Analyst Perspectives on Key Investor Impact
Analysts are generally in a wait-and-see mode, with a consensus Hold rating. The impact of key investors is viewed through the lens of stability and long-term vision, but the near-term outlook is challenging.
The recent price target cuts reflect the revenue headwinds. For instance, JPMorgan Chase & Co. cut its price objective from $13.00 to $10.00, and Guggenheim reduced its target from $18.00 to $15.00. This shows that the market is repricing the stock based on current client spending patterns, which are less predictable.

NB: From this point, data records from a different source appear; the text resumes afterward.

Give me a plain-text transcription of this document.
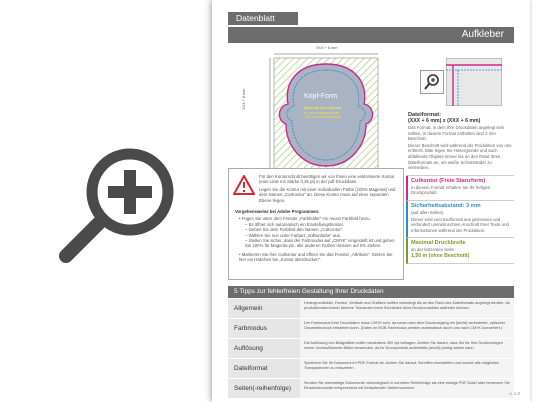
Datenblatt
Aufkleber
Kopf-Form
Maximal Druckbreite
an der kürzesten Seite:
1,50 m (ohne Beschnitt)
XXX + 6 mm
XXX + 6 mm
Dateiformat:
(XXX + 6 mm) x (XXX + 6 mm)
Das Format, in dem Ihre Druckdaten angelegt sein sollten, in diesem Format enthalten sind 3 mm Beschnitt.
Dieser Beschnitt wird während der Produktion von uns entfernt. Bitte legen Sie Hintergründe und auch abfallende Objekte immer bis an den Rand Ihres Dateiformats an, um weiße Schnittränder zu vermeiden.
Cutkontur (Freie Stanzform)
In diesem Format erhalten Sie Ihr fertiges Druckprodukt.
Sicherheitsabstand: 3 mm
(auf allen Seiten)
Dieser wird vom Endformat aus gemessen und verhindert unerwünschten Anschnitt Ihrer Texte und Informationen während der Produktion.
Maximal Druckbreite
an der kürzesten Seite
1,50 m (ohne Beschnitt)
Für den Konturschnitt benötigen wir von Ihnen eine vektorisierte Kontur (eine Linie mit Stärke 0,25 pt) in der pdf-Druckdatei.
Legen Sie die Kontur mit einer individuellen Farbe (100% Magenta) und dem Namen „CutKontur“ an. Diese Kontur muss auf einer separaten Ebene liegen.
Vorgehensweise bei Adobe Programmen:
• Fügen Sie unter dem Fenster „Farbfelder“ ein neues Farbfeld hinzu.
– Es öffnet sich automatisch ein Einstellungsfenster.
– Geben Sie dem Farbfeld den Namen „CutKontur“.
– Wählen Sie nun unter Farbart „Volltonfarbe“ aus.
– Stellen Sie sicher, dass der Farbmodus auf „CMYK“ eingestellt ist und geben Sie 100% für Magenta ein, alle anderen Farben müssen auf 0% stehen.
• Markieren Sie Ihre Cutkontur und öffnen Sie das Fenster „Attribute“. Setzen Sie hier ein Häkchen bei „Kontur überdrucken“.
5 Tipps zur fehlerfreien Gestaltung Ihrer Druckdaten
Allgemein
Hintergrundbilder, Farben, Verläufe und Grafiken sollten unbedingt bis an den Rand des Dateiformats angelegt werden, da produktionstechnisch kleinere Toleranzen beim Schneiden Ihres Druckproduktes auftreten können.
Farbmodus
Der Farbmodus Ihrer Druckdaten muss CMYK sein, da sonst nach dem Druckvorgang ein (leicht) veränderter, optischer Gesamteindruck entstehen kann. (Daten im RGB-Farbmodus werden automatisch durch uns nach CMYK konvertiert.)
Auflösung
Die Auflösung von Bildgrafiken sollte mindestens 300 dpi betragen. Achten Sie darauf, dass Sie für Ihre Druckvorlagen immer hochauflösende Bilder verwenden, da Ihr Druckprodukt andernfalls (leicht) pixelig wirken kann.
Dateiformat
Speichern Sie Ihr Dokument im PDF-Format ab. Achten Sie darauf, Schriften einzubetten und sowohl alle möglichen Transparenzen zu reduzieren.
Seiten(-reihenfolge)
Senden Sie mehrseitige Dokumente chronologisch in korrekter Reihenfolge als eine einzige PDF-Datei oder benennen Sie Einzeldokumente entsprechend mit fortlaufenden Seitennummern.
v. 1.0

Still, the narrative from management and the analysts who maintain a 'Buy' rating centers on the company's AI strategy, specifically platforms like Dava Flow. The belief is that the institutional money is supporting the company's shift toward large-scale, AI-enabled core modernization projects, which will eventually lead to a big increase in share of wallet. What this estimate hides, of course, is the timing risk-it takes longer for these large strategic deals to move from ideation to production.
| Analyst Firm (Q4 2025/Q1 2026) | Rating Change | New Price Target |
|---|---|---|
| JPMorgan Chase & Co. | Neutral (Cut Target) | $10.00 |
| Guggenheim | Buy (Cut Target) | $15.00 |
| William Blair | Downgrade (Outperform to Market Perform) | N/A |
The action for you is clear: monitor the next quarter's revenue guidance. If the full-year FY2026 constant currency revenue change, currently guided between (4.5)% and (2.5)%, improves, it will signal that the institutional bet on AI and core modernization is starting to pay off.